Biotech companies Xenon Pharmaceutics, Stemcell Technologies and Zymeworks, Simon Fraser University, the University of British Columbia and the BC Centre for Disease Control have joined forces to launch the SAfER project, for "SARS‐CoV‐2 Study for Eased Restrictions in British Columbia."

A $1.2-million study, supported by Genome Canada, Genome BC and industry partners, it will follow 1,500 volunteer employees over a 15-month period as they return to work at the three B.C.-based companies and academic research laboratories.

The goal is to provide data collected in a controlled setting to guide health authorities as they ease restrictions and as employees transition back to work.

The study is the first of its kind in Canada.

“We're missing the baseline data we need to safely reopen businesses and other types of workplaces,“ said SAfER co-lead Dr. Simon Pimstone, President and CEO of Xenon Pharmaceuticals and a clinical associate professor at the University of British Columbia Faculty of Medicine. "This project is designed to get the private sector, public health authorities, and health care administrators working together to fill in those blanks."

He said the project stemmed from a desire to contribute to Canada’s COVID-19 response: “We thought, at Xenon we can’t make PPE. But we know how to run clinical trials and can bring that rigor to examining COVID-19 and its impact on people in our sector. The results could help guide decision-makers in 2020 and also in future pandemics."

SAfER will collect clinical and psychosocial data over time, plus information on infection, immunity, contacts, and demographics, to answer questions such as: What proportion of people become infected? What is the origin of those infections, based on the viral genome, and how does it change over time? What proportion of people develop antibodies to SARS-CoV-2, and how do those antibodies change over time? How do clinical signs and symptoms correlate with SARS-CoV-2 infection? And what is the impact of COVID-19 on the mental health of employees?

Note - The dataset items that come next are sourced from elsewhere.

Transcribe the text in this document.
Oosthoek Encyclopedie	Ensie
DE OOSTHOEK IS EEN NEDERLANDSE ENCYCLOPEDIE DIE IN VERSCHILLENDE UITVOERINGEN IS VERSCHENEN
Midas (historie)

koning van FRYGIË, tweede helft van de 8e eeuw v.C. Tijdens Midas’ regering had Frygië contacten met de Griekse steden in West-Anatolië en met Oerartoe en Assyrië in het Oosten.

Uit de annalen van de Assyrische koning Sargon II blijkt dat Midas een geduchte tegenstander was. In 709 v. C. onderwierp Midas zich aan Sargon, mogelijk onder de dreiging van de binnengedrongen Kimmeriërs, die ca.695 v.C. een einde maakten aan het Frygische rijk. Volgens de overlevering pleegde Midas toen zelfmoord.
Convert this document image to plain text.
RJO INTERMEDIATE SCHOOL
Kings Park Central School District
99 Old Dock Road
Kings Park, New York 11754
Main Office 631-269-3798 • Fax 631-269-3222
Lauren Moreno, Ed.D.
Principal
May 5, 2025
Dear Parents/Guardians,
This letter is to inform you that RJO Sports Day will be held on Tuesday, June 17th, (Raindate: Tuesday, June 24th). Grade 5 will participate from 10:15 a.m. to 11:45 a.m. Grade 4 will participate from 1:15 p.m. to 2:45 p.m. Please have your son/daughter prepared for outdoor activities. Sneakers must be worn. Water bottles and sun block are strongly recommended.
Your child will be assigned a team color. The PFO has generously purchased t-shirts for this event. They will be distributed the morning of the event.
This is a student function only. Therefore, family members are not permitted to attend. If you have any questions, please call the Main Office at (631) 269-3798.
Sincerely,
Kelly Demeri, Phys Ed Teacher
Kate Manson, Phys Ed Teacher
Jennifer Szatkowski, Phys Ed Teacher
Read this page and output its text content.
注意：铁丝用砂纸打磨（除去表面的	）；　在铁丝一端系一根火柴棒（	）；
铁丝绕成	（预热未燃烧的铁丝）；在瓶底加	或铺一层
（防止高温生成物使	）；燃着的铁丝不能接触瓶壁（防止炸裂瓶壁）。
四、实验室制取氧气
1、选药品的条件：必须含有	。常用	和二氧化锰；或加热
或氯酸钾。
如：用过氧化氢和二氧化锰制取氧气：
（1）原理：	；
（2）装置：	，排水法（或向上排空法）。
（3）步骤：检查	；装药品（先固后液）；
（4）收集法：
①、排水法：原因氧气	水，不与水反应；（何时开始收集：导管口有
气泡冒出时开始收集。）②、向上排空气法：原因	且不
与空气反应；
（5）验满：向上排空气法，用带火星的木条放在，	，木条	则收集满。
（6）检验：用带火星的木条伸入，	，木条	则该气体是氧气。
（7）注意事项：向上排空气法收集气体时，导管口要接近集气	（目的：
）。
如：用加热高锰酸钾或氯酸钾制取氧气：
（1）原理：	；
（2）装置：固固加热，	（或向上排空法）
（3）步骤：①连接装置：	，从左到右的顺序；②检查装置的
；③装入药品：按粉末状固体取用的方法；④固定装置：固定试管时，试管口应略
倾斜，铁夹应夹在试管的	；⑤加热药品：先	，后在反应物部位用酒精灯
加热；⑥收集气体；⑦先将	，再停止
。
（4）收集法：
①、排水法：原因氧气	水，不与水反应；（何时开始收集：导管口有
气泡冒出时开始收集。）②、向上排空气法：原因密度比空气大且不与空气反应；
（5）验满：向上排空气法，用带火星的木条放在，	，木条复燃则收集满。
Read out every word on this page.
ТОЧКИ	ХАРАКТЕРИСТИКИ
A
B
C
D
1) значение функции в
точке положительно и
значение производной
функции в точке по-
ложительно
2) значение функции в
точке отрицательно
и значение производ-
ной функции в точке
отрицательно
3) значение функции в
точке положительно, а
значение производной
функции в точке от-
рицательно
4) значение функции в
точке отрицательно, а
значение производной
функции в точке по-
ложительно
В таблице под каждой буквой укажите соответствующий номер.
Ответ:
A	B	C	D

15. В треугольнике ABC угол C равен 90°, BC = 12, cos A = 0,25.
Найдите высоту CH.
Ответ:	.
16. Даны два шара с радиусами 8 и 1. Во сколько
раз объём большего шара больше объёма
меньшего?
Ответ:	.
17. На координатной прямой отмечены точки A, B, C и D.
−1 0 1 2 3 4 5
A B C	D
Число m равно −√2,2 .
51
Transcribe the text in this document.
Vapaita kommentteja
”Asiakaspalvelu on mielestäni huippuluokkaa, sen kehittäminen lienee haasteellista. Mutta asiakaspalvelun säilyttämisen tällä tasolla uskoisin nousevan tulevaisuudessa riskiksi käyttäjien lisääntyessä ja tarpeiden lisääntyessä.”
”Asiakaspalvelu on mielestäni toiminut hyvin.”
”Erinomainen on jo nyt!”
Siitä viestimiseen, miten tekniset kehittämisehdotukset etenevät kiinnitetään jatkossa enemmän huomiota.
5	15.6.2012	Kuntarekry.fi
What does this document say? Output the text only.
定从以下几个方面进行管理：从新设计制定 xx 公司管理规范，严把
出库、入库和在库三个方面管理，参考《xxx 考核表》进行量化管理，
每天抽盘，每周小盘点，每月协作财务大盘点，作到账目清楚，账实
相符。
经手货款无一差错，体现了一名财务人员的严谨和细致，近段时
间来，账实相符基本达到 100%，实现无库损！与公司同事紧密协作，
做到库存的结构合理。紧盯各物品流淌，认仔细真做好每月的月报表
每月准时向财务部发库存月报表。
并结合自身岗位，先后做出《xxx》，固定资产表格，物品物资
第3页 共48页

The BC Centre for Disease Control (BCCDC) will hold and analyze the data. SAfER will be managed by Emmes Canada, a contract research organization; testing and tracing will be conducted with support from diagnostics company LifeLabs and app developer Thrive Health.

In addition to Dr. Pimstone, the project co-leads are Tania Bubela (PhD/JD), Dean and Professor in the Faculty of Health Sciences at Simon Fraser University; Josef Penninger (PhD),Canada 150 Chair in Functional Genetics and the Director of the Life Sciences Institute at the University of British Columbia; and Dr. Mel Krajden, a professor at UBC and Associate Director of the BCCDC Public Health Microbiology and Reference Laboratories.

While the focus of the study is on the life sciences sector, SAfER could serve as a model for similar projects in other sectors and jurisdictions, Dr. Pimstone said. "We're going to tackle the complex data collection, analysis and governance issues that a study of this scale raises. If another province wants to initiate a similar study, [the SAfER] template could get them three-quarters of the way there."